College Night at the Springville Art Museum brings culture to the masses

Triannual event raises awarness of regional art. Jake Buntjer / UVU Review

The Springville Museum of Art held its triannual College Night event on June 30. The event featured live music from The Yarrow, chips and handmade salsa from Rubio’s Fresh Mexican Grill and also included two mixed media artist discussions with Salt Lake City’s Trent Alvey and Riverton’s Tim Little. Meant to introduce the museum and its offerings to a younger, college-age crowd, College Night is held three times a year, the next two being held on September 15 of this year and March 23, 2011.

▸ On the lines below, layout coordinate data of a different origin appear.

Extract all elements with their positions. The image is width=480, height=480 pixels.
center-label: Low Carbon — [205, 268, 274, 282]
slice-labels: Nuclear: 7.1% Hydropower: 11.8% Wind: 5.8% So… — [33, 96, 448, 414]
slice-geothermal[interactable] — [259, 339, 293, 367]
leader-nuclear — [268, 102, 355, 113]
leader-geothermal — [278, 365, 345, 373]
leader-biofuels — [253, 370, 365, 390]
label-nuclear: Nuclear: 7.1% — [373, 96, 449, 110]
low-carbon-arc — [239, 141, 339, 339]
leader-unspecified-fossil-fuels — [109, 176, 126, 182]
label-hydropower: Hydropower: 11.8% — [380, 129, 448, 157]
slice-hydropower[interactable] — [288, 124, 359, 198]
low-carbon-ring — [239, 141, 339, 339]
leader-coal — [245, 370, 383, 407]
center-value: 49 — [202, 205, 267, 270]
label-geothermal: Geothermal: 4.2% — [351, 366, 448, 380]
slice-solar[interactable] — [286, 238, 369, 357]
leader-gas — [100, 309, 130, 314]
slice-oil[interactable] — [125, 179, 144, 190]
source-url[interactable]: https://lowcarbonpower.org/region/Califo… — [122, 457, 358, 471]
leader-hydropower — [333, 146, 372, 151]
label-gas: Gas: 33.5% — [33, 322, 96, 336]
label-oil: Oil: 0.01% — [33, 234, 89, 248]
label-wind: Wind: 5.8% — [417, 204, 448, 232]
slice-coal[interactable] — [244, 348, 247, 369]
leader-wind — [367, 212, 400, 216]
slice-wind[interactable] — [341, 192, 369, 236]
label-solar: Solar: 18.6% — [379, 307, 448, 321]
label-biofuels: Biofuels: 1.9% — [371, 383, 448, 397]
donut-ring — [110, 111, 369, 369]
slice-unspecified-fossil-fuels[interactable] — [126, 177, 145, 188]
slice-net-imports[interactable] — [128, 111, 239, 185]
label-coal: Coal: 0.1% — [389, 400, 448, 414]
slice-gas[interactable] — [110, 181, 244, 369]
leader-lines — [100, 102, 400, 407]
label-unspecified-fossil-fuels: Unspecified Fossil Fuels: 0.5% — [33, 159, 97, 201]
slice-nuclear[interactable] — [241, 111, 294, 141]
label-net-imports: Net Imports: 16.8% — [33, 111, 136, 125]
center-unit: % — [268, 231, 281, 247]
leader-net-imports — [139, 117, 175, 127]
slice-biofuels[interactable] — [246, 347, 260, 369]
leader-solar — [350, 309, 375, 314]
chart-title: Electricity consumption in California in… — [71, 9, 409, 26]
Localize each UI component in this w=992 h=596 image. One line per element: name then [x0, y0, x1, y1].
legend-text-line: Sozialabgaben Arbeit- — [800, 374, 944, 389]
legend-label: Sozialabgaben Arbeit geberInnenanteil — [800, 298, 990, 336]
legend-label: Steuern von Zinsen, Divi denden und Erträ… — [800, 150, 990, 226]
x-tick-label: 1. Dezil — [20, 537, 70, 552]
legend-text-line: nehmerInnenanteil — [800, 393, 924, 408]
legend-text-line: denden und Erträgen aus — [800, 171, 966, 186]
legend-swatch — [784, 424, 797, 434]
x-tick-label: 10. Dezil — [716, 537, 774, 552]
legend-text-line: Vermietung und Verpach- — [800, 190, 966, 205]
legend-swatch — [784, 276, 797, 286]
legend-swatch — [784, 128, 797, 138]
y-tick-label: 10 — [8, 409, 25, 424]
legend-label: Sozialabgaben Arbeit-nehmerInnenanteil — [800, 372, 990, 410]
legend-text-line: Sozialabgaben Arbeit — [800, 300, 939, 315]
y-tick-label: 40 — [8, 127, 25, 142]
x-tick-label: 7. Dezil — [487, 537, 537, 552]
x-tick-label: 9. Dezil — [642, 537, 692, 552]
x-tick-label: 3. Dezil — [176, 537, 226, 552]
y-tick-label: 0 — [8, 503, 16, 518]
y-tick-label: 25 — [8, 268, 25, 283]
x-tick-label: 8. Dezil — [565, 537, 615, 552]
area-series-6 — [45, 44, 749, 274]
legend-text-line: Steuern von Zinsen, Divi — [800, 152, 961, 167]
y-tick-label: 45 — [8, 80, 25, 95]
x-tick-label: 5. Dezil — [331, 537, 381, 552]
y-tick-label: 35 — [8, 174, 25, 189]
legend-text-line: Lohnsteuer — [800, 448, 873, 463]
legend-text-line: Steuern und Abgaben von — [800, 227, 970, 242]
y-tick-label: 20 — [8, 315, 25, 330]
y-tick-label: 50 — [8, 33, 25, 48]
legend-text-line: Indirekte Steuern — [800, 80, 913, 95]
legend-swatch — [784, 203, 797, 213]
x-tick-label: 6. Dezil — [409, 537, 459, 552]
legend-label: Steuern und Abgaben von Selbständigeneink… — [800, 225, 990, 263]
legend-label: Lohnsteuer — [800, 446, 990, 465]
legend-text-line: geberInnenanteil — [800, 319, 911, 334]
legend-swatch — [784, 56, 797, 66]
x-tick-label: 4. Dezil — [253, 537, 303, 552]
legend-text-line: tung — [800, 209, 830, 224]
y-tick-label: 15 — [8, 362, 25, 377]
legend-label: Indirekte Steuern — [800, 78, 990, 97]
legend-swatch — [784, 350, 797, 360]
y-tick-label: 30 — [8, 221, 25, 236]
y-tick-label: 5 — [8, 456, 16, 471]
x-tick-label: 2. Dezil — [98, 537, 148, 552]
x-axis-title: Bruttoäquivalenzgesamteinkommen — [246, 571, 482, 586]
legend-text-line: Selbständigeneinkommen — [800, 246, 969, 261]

Ruth White, the museum’s assistant director of operations, said that College Night was a great event that helps remind the community that the Springville Museum of Art is “the best depository of Utah art, past or present.” The museum features work from several of the Most Honored Artists of Utah, a title bestowed by the Artists of Utah committee, a group of curators, educators and artists that decide upon a list of one hundred of Utah’s most important artists.

The museum also has an expansive permanent collection of 20th century Russian art.

Jake Buntjer/UVU Review

Alvey and Little, the local artists who introduced their own featured work, have several pieces on display. Introducing her art, Alvey, who is frequently featured in the Artists of Utah publication 15 Bytes, said that she uses “…art to find [her] place in the world. That’s the philosophical part.”

The museum is open Tuesday through Saturday from 10-5 p.m., with the exception of Wednesday, when it is open until 9 p.m. On Sundays the hours are 3-6 p.m. There is no admission charge, and internships and volunteer opportunities are available.